Spontaneous emission from a two--level atom tunneling in a double--well potential

TL;DR

This paper analyzes how a two-level atom tunneling in a double-well potential interacts with electromagnetic radiation, revealing conditions for decoherence and interference effects in emitted light.

Contribution

It provides a comprehensive analysis of spontaneous emission and tunneling dynamics of a two-level atom in a double-well potential, including interference effects and decoherence conditions.

Findings

Interference fringes appear in emitted light when wavelength is comparable to well separation.

Decoherence depends on the relation between emission wavelength and tunneling parameters.

External and internal degrees of freedom couple during photon emission, affecting the atom's dynamics.

Abstract

We study a two-level atom in a double--well potential coupled to a continuum of electromagnetic modes (black body radiation in three dimensions at zero absolute temperature).

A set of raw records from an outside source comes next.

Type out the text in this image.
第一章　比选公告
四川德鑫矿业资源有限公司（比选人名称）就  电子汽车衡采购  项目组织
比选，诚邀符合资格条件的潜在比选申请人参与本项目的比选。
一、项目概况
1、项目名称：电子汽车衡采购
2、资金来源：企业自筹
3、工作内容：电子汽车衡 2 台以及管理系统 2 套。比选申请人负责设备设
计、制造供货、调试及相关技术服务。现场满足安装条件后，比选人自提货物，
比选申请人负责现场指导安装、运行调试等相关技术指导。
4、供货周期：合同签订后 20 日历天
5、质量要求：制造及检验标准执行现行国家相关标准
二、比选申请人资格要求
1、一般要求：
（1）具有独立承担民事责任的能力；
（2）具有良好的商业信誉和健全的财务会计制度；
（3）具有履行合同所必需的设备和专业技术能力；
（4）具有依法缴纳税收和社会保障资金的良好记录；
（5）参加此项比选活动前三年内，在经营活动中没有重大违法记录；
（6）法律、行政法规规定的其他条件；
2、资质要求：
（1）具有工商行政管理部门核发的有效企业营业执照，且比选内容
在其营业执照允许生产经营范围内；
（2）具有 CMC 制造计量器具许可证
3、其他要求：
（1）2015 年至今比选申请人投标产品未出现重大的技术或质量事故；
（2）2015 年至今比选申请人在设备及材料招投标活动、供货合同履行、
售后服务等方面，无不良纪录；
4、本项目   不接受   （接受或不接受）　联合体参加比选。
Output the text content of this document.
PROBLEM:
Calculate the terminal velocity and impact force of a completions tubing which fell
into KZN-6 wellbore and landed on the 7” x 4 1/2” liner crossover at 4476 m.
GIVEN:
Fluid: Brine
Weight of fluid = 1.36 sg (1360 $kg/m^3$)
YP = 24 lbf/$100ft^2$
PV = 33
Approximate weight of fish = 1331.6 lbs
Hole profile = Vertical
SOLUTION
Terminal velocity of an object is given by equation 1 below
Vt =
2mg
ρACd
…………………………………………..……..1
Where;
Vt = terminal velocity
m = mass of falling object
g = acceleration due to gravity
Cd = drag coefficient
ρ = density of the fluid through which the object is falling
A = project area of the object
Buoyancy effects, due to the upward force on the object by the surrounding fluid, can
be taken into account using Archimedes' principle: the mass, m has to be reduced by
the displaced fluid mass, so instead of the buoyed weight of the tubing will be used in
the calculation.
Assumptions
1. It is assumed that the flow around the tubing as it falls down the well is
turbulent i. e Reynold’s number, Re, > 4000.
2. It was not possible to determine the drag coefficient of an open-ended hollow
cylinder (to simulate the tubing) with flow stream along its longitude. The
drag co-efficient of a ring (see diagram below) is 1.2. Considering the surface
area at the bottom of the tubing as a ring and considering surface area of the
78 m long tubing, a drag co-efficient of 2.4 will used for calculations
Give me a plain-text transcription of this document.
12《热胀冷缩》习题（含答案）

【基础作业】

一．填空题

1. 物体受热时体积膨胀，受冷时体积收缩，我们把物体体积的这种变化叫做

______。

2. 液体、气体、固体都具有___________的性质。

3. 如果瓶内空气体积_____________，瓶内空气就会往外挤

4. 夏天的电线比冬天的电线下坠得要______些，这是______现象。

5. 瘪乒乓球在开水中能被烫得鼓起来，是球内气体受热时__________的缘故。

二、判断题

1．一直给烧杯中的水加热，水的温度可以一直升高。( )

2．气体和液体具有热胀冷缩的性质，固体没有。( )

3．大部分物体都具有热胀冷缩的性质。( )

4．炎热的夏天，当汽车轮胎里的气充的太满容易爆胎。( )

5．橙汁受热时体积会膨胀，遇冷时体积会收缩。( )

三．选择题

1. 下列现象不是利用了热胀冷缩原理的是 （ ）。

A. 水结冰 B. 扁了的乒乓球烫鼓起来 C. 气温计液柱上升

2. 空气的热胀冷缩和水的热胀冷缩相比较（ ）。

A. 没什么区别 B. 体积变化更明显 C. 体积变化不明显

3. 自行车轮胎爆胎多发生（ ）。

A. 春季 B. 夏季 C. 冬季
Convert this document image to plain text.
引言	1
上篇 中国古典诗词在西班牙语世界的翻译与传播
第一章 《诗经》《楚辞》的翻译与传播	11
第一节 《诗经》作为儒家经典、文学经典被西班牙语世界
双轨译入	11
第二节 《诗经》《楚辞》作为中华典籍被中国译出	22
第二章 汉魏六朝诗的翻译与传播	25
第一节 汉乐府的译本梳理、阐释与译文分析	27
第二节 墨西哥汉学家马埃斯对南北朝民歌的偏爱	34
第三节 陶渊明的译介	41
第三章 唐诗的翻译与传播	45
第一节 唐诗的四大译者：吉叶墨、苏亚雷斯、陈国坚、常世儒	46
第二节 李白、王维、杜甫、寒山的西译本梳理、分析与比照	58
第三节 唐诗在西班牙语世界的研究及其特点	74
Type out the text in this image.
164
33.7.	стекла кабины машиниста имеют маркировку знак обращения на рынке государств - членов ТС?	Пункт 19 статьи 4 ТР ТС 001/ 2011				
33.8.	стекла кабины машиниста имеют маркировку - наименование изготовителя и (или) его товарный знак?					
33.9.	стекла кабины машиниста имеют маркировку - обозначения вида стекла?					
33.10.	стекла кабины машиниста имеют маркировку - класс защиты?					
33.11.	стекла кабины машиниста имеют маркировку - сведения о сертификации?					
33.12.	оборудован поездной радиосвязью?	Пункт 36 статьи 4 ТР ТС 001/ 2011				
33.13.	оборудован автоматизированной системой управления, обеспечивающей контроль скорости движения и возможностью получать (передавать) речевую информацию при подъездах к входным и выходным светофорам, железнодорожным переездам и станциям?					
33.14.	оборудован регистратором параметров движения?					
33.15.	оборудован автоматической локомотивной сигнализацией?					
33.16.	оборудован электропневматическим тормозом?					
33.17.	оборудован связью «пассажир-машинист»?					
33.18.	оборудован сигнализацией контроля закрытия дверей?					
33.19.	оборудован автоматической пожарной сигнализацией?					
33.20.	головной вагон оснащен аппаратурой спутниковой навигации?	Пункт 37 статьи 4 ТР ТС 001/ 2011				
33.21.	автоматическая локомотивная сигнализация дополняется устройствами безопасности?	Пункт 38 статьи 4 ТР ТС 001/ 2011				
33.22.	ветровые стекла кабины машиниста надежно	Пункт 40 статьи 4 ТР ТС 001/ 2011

Internal and external degrees of the atom couple due to recoil during emission of a photon. We provide a full analysis of the problem in the long wavelengths limit up to the border of the Lamb-Dicke regime, including a study of the internal dynamics of the atom (spontaneous emission), the tunneling motion, and the electric field of the emitted photon. The tunneling process itself may or may not decohere depending on the wavelength corresponding to the internal transition compared to the distance between the two wells of the external potential, as well as on the spontaneous emission rate compared to the tunneling frequency. Interference fringes appear in the emitted light from a tunneling atom, or an atom in a stationary coherent superposition of its center--of--mass motion, if the wavelength is comparable to the well separation, but only if the external state of the atom is post-selected.